Sraffa’s magnum opus, Production of Commodities by Means of Commodities: Prelude to a Critique of Economic Theory, was published in 1960 and took about 30 years to produce.

In contrast, the “expert” is a distinctly modern characterisation of someone who must be capable of immediately grasping the essential details of contemporary phenomenon and distilling them to “explain” the salient features to a non-technical audience.

Thus, by definition, the “expert” is grounded in the vernacular. Such individuals can have this tag given to them by simple virtue of their profile in the public domain. For example, those professionals working in the City of London financial services sector who are termed “economists”, even though they might not have an economics degree per se (and, generally, do not hold the academic qualification of doctorate that would earmark them as a genuine specialist in a particular branch of their special subject).
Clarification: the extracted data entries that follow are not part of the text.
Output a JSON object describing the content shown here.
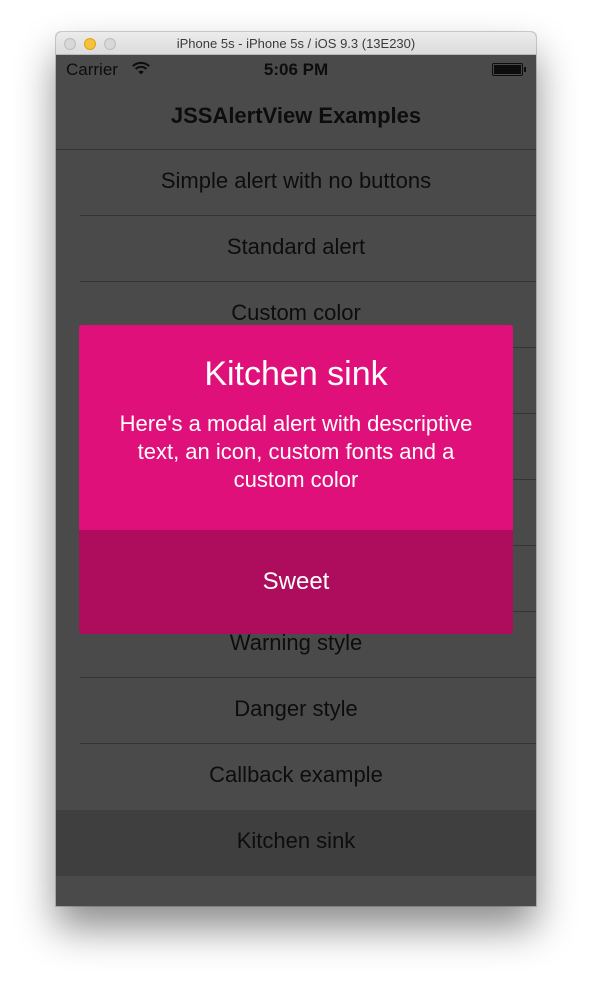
{
  "window": {
    "title": "iPhone 5s - iPhone 5s / iOS 9.3 (13E230)"
  },
  "statusbar": {
    "carrier": "Carrier",
    "time": "5:06 PM",
    "wifi_icon": "wifi-icon",
    "battery_icon": "battery-icon"
  },
  "nav": {
    "title": "JSSAlertView Examples"
  },
  "list": {
    "items": [
      {
        "label": "Simple alert with no buttons"
      },
      {
        "label": "Standard alert"
      },
      {
        "label": "Custom color"
      },
      {
        "label": ""
      },
      {
        "label": ""
      },
      {
        "label": ""
      },
      {
        "label": ""
      },
      {
        "label": "Warning style"
      },
      {
        "label": "Danger style"
      },
      {
        "label": "Callback example"
      },
      {
        "label": "Kitchen sink"
      }
    ]
  },
  "alert": {
    "title": "Kitchen sink",
    "message": "Here's a modal alert with descriptive text, an icon, custom fonts and a custom color",
    "button_label": "Sweet"
  },
  "colors": {
    "alert_background": "#e0107a",
    "alert_button": "#ad0d5c",
    "screen_background": "#4a4a4a",
    "selected_row": "#3f3f3f"
  }
}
That many of these individuals simply repeated conventional nostrums about free markets and their purported “efficiency” only exposed the fragility of their expert status in failing to predict the 2008 financial crisis. That low point of the economics “profession” was famously encapsulated by the Queen at a visit to the London School of Economics in 2008 when she asked why no one saw the financial crisis coming.
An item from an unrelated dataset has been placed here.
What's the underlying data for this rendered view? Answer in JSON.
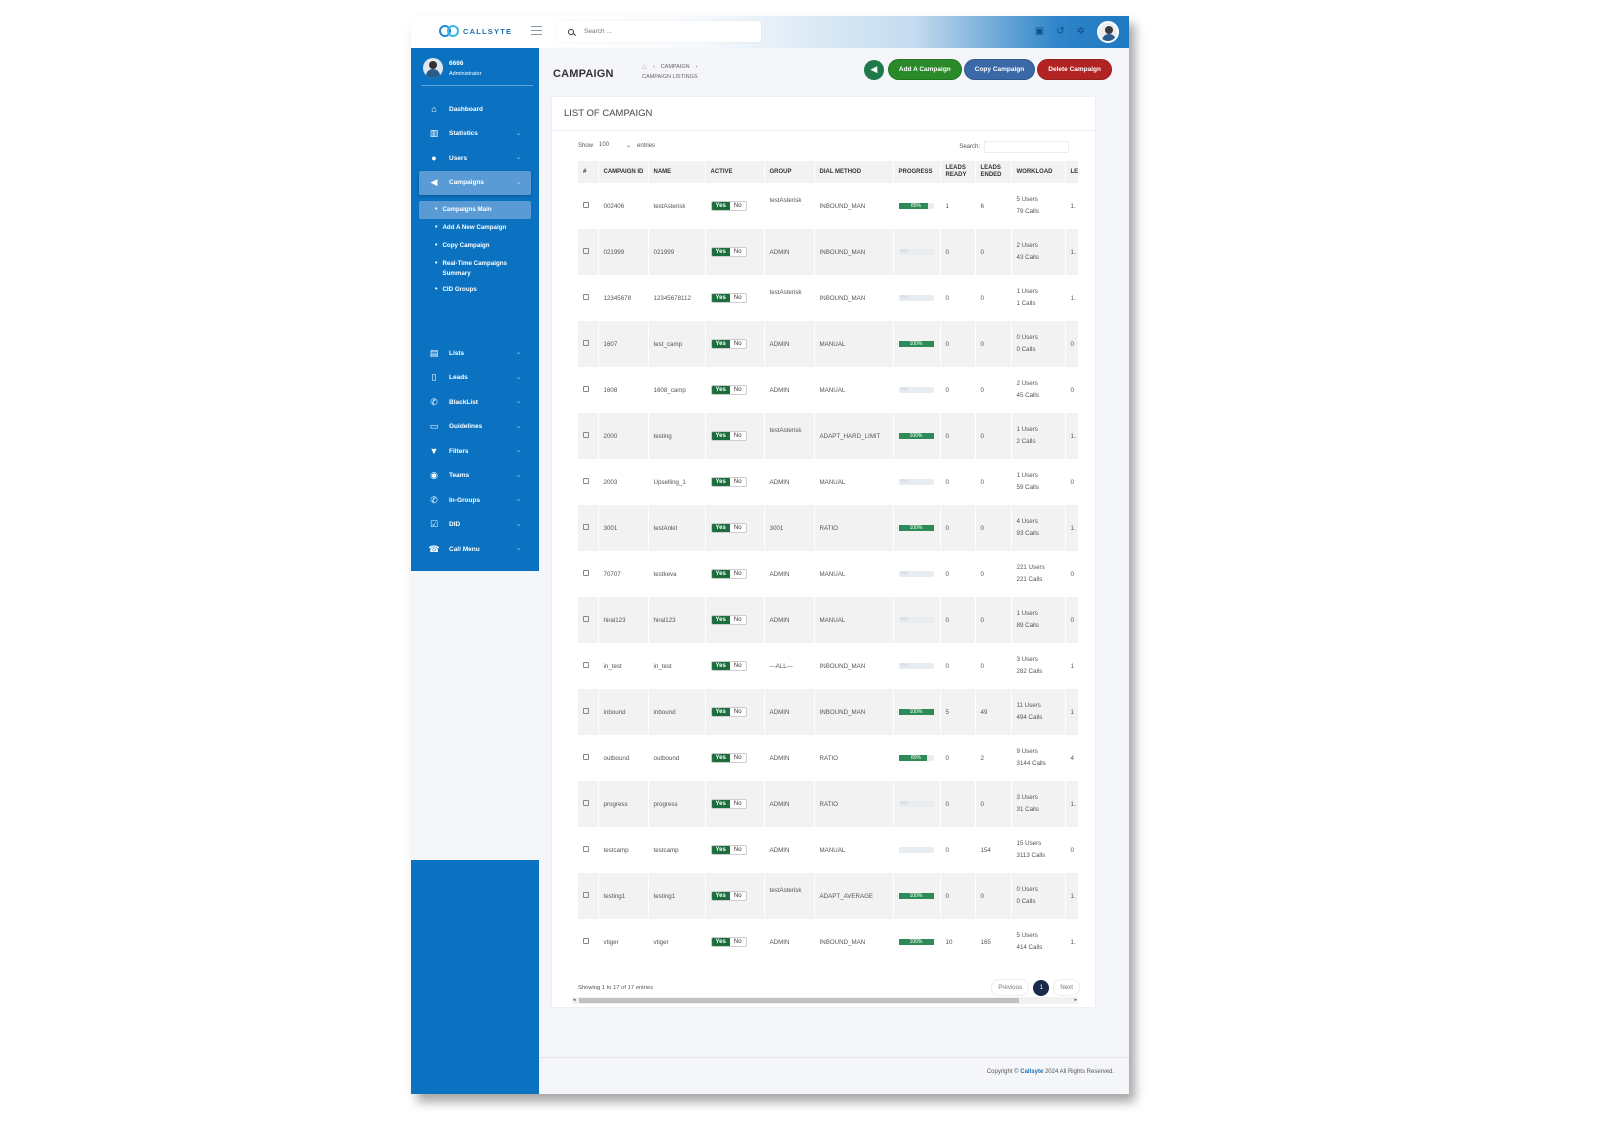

Thus, in this fashion, was the status of a subject area so comprehensively trashed that it would be easy for individuals such as the former UK education secretary Michael Gove to come along about 10 years later, during the 2016 Brexit referendum, and further deride the status of “experts”.

This brings us back to an important point about the dissemination of “objective” knowledge, rather than just opinions, or propaganda. Edward Bernays, regarded as the father of public relations in the 1940s, argued that propaganda could have a positive role in a democratic society by providing a plurality of “guiding thoughts” for “the masses” (as opposed to one stream of guiding thought in a dictatorship).

However, academics are defined as credible by grounding their arguments and “guiding thoughts” in some type of robust evidence base – or at least an internally consistent system of logical thinking and assumptions. 

However, in the realm of human interaction characterised by social sciences, separating the “objective” from the “normative” is a difficult activity at the best of times. In the 21st-century context of all-pervasive multimedia and multiple information sources, the academic function of inquiry – the testing, review and publishing of research – becomes ever more pressurised by the need to contribute to and influence public debate.

It is this dilemma that leaves one wondering if a balance between “scholar” and “expert” can be achieved. A simple answer might be in the use of cross-disciplinary teams, with less emphasis on the individual as a sole author of significant works – thus enabling the harnessing of a wide range of talents and aptitudes; and, crucially, engaging practitioners to co-create impact and dialogue with the “mundane world”.

However, the urgency of this in a political climate where democratic norms are increasingly coming under attack demands it. A salutary warning from history is provided by John Maynard Keynes, who noted in 1936 that “[m]admen in authority, who hear voices in the air, are distilling their frenzy from some academic scribbler of a few years back”. Or, as the Australian pop band Inxs sang in the early 1990s, “I was thinking, got the feeling, the gift you give is going to last forever…”.

Author Bio: Alex de Ruyter is a professor and director of the Centre for Brexit Studies, Birmingham City University.